Quando o narrador usa o termo “pastorear” para caracterizar a relação de José
com seus irmãos,[24]
não há dúvida de que ele o faz consciente do fato de que o termo “pastorear”,
usado para relações humanas, carrega o sentido de “reinar” ou “governar” no
antigo Oriente Próximo.[25] Dessa
forma, José já é descrito como um tipo de “rei de seus irmãos” pelo narrador.
Mas a questão principal aqui é que tipo de “rei/ pastor” era José. Diante das
imagens usadas em seus sonhos, assim como da resposta de seus irmãos, podemos
dizer que José era/ seria um tipo de “rei/ pastor” como todos os outros reis
que utilizavam seu poder de forma coerciva e opressora. Os próprios irmãos de
José, uma vez no Egito, descrevem o “governador da terra” (cf. Gn 42.6; heb. hāshshalliṭ
‘al hā’ārets) como “senhor da terra” (cf. Gn 42.30; heb. ’ădōnê hā’ārets),
que usa seu poder para “[nos] acusar” (heb. gālal), “[nos] dominar”

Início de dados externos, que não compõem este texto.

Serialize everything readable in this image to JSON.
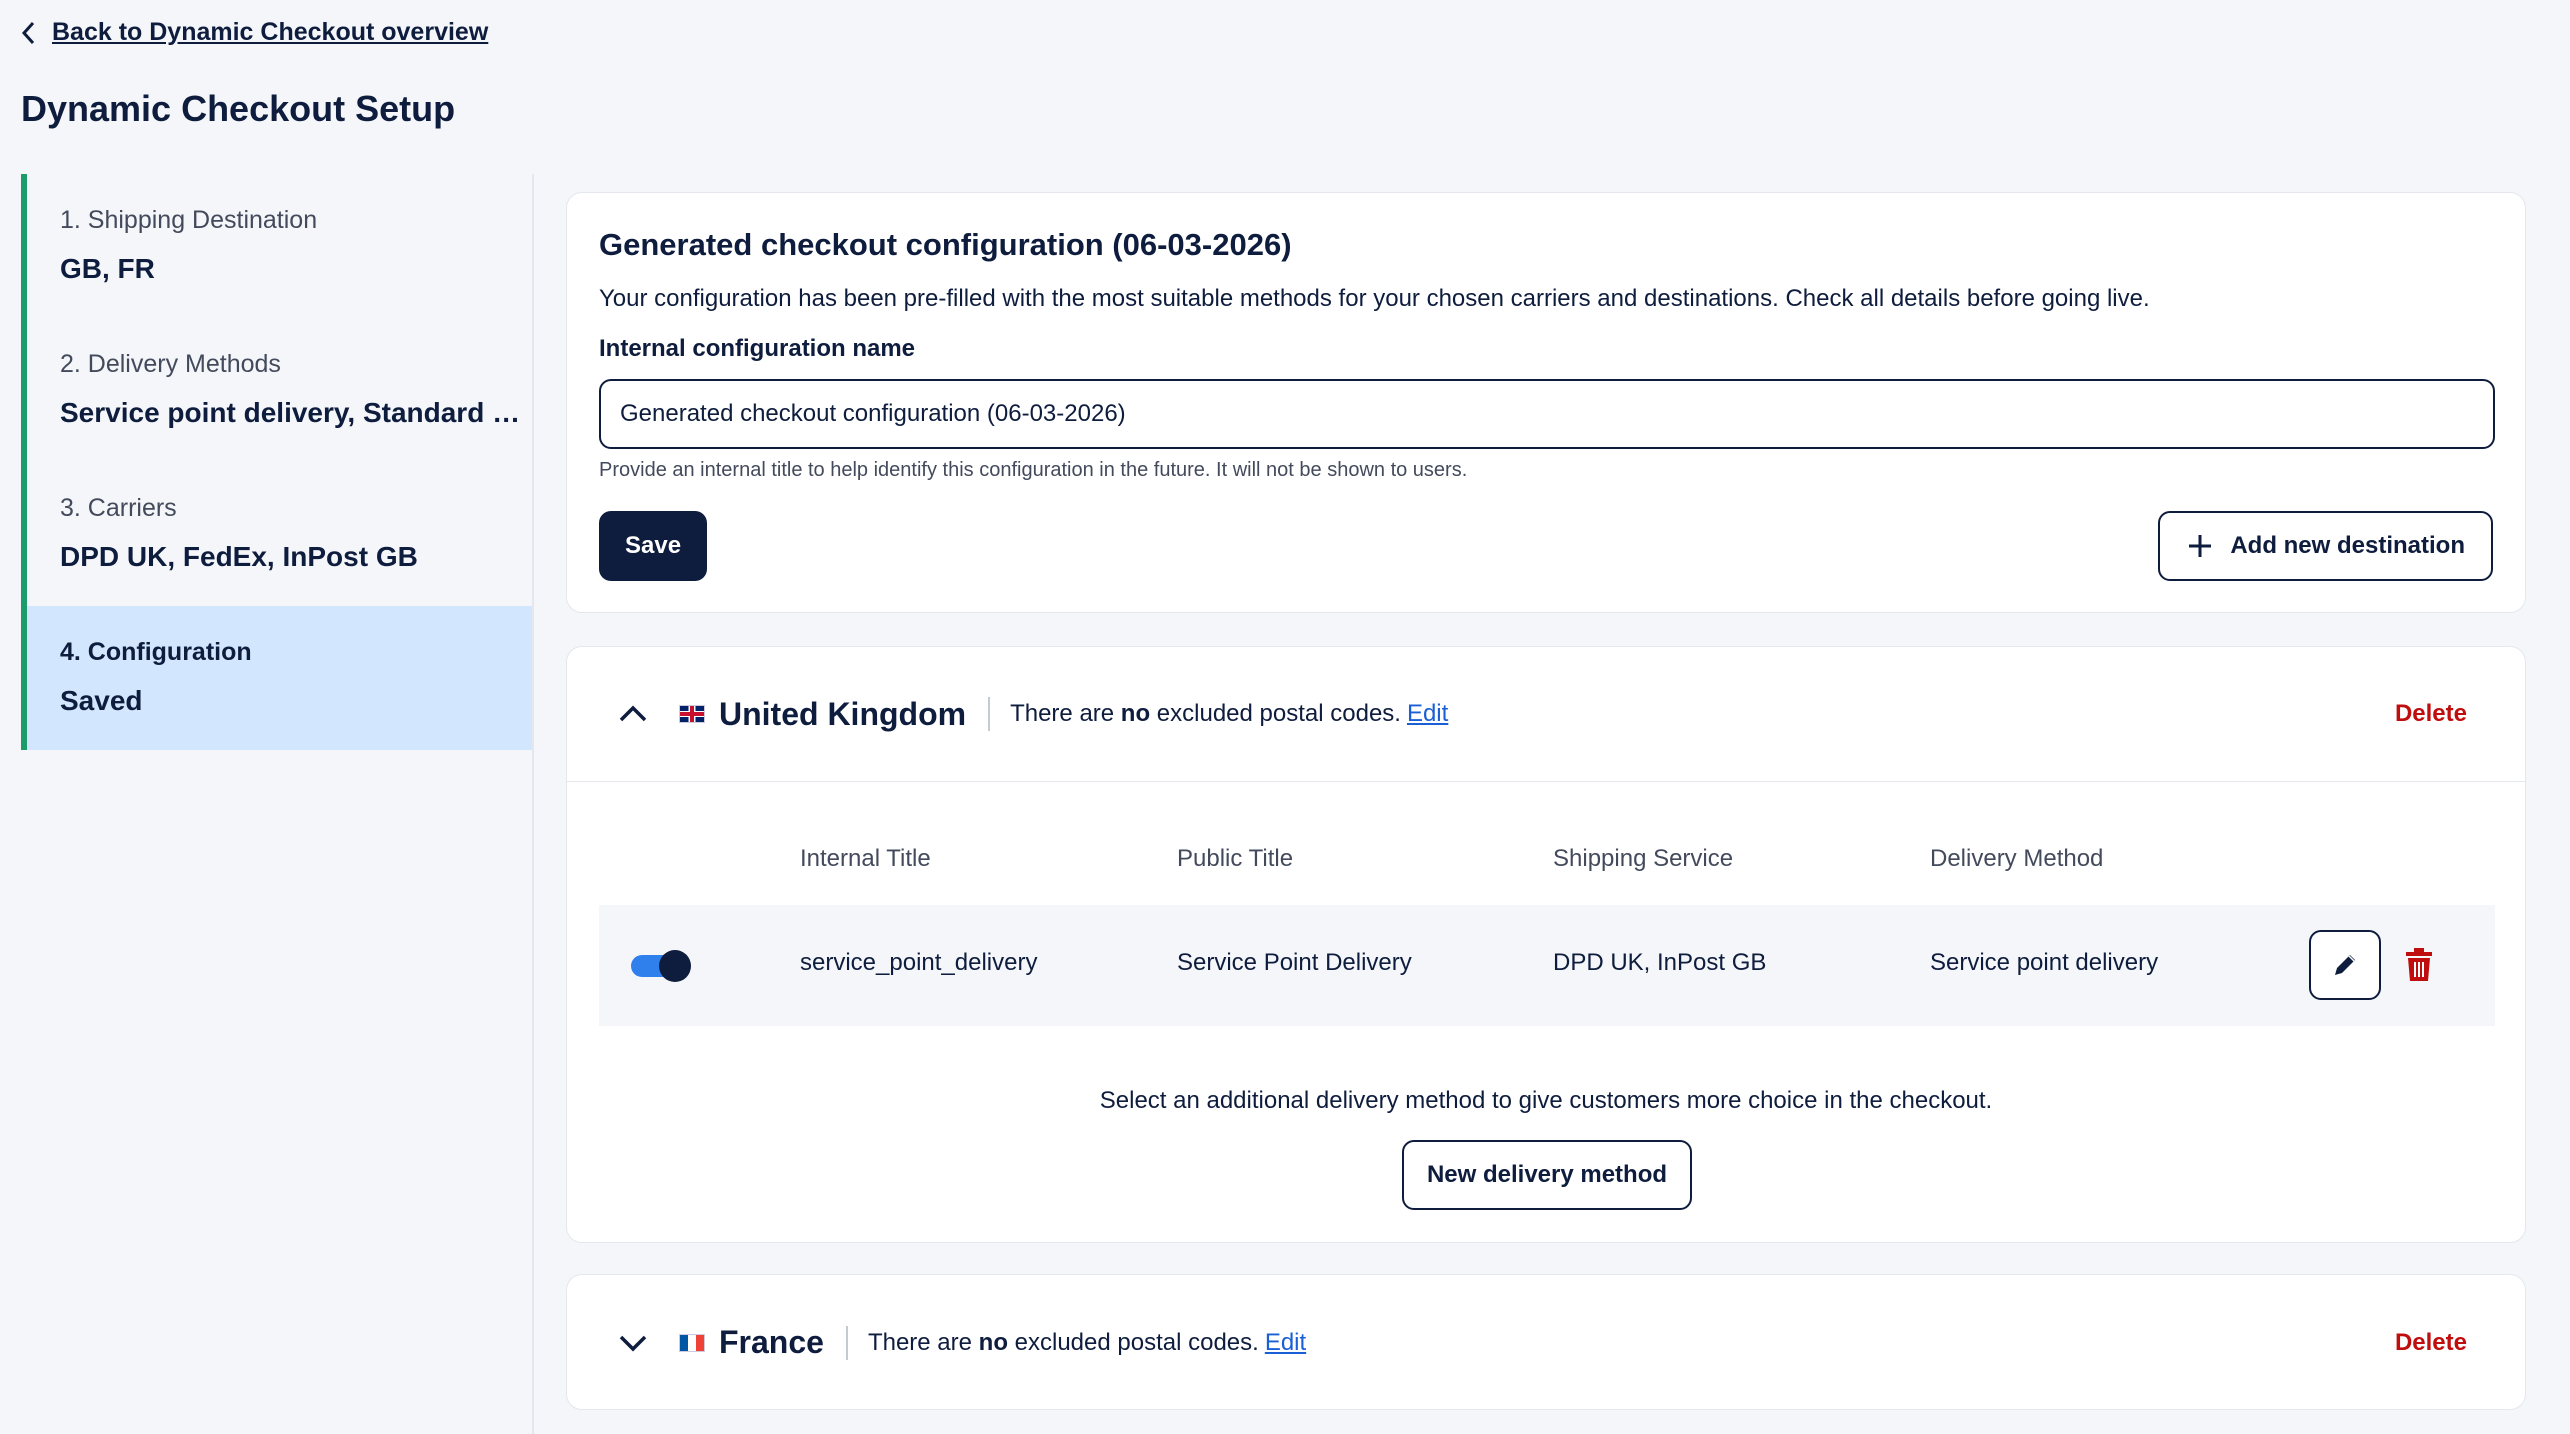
{
  "nav": {
    "back_label": "Back to Dynamic Checkout overview"
  },
  "page": {
    "title": "Dynamic Checkout Setup"
  },
  "steps": [
    {
      "label": "1. Shipping Destination",
      "value": "GB, FR"
    },
    {
      "label": "2. Delivery Methods",
      "value": "Service point delivery, Standard delivery"
    },
    {
      "label": "3. Carriers",
      "value": "DPD UK, FedEx, InPost GB"
    },
    {
      "label": "4. Configuration",
      "value": "Saved"
    }
  ],
  "config": {
    "title": "Generated checkout configuration (06-03-2026)",
    "description": "Your configuration has been pre-filled with the most suitable methods for your chosen carriers and destinations. Check all details before going live.",
    "name_label": "Internal configuration name",
    "name_value": "Generated checkout configuration (06-03-2026)",
    "hint": "Provide an internal title to help identify this configuration in the future. It will not be shown to users.",
    "save_label": "Save",
    "add_destination_label": "Add new destination"
  },
  "destinations": [
    {
      "name": "United Kingdom",
      "excluded_prefix": "There are ",
      "excluded_bold": "no",
      "excluded_suffix": " excluded postal codes.",
      "edit_label": "Edit",
      "delete_label": "Delete",
      "expanded": true,
      "columns": [
        "Internal Title",
        "Public Title",
        "Shipping Service",
        "Delivery Method"
      ],
      "rows": [
        {
          "enabled": true,
          "internal_title": "service_point_delivery",
          "public_title": "Service Point Delivery",
          "shipping_service": "DPD UK, InPost GB",
          "delivery_method": "Service point delivery"
        }
      ],
      "add_text": "Select an additional delivery method to give customers more choice in the checkout.",
      "new_method_label": "New delivery method"
    },
    {
      "name": "France",
      "excluded_prefix": "There are ",
      "excluded_bold": "no",
      "excluded_suffix": " excluded postal codes.",
      "edit_label": "Edit",
      "delete_label": "Delete",
      "expanded": false
    }
  ],
  "colors": {
    "primary": "#0e1c3d",
    "accent_green": "#1b9c6a",
    "active_step_bg": "#d2e7fd",
    "danger": "#c00d0d",
    "link": "#1a5fd6",
    "toggle_on": "#2f80ed"
  },
  "icons": [
    "chevron-left-icon",
    "plus-icon",
    "chevron-up-icon",
    "chevron-down-icon",
    "uk-flag-icon",
    "fr-flag-icon",
    "pencil-icon",
    "trash-icon"
  ]
}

(heb. nāṭal), “[nos] fazer escravos” (heb. lāqaḥ), “tomar [os
nossos jumentos]” (heb. lāqaḥ).[26] Esse trecho
é muito importante por três motivos: (1) descreve bem o papel dos “senhores da
terra”, ou seja, os reis dentro do contexto da monarquia urbana de exploração;
(2) descreve o motivo da indignação dos irmãos de José quando seus sonhos de
“senhorio” apelam para imagens desse tipo de reinado; (3) descreve bem o que os
irmãos de José fizeram com ele, e não o contrário (em Gn 37.24, o verbo lāqaḥ
é usado para falar da ação dos irmãos de José contra ele, o que levou á
escravidão de José). Como no caso de Agar, Sara e Abraão, não há inocentes na
história. Aqui, porém, fica mais claro o fato de que há uma disputa de poder em
que o irmão mais novo age como um “rei/ pastor” opressor de seus irmãos,
ansiando desempenhar esse papel num ambiente cósmico de dominação, e os irmãos,
indignados com tamanha presunção, fazem com José exatamente aquilo que temiam
aconteceria com eles pelo poder do “senhor da terra” do Egito.
Apesar de não ter espaço suficiente
para trabalhar a questão com profundidade, vale falarmos um pouco sobre essa
trajetória da família eleita, especialmente a partir de uma mudança de
paradigma com Isaque. Fica claro que o chamado divino à família de Abraão é a
vida nômade e pastoril. Uma forma de estabelecer isso é que a terra prometida a
Abraão é chamada de terra de suas “peregrinações” (Gn 17.8). Isaque, no
entanto, tem preferências diferentes. Seu ideal não é a vida pastoril, sendo mais
atraído pelo “campo” (heb. śādeh).
Diferente de Abraão, Isaque “semeia [a] terra” (Gn 26.12). Em Gênesis 27.3,
Isaque fala para Esaú preparar uma comida “especial” de algo que apanhará no
“campo”. Não se trata, porém, de uma caça selvagem, pois já vimos que “campo”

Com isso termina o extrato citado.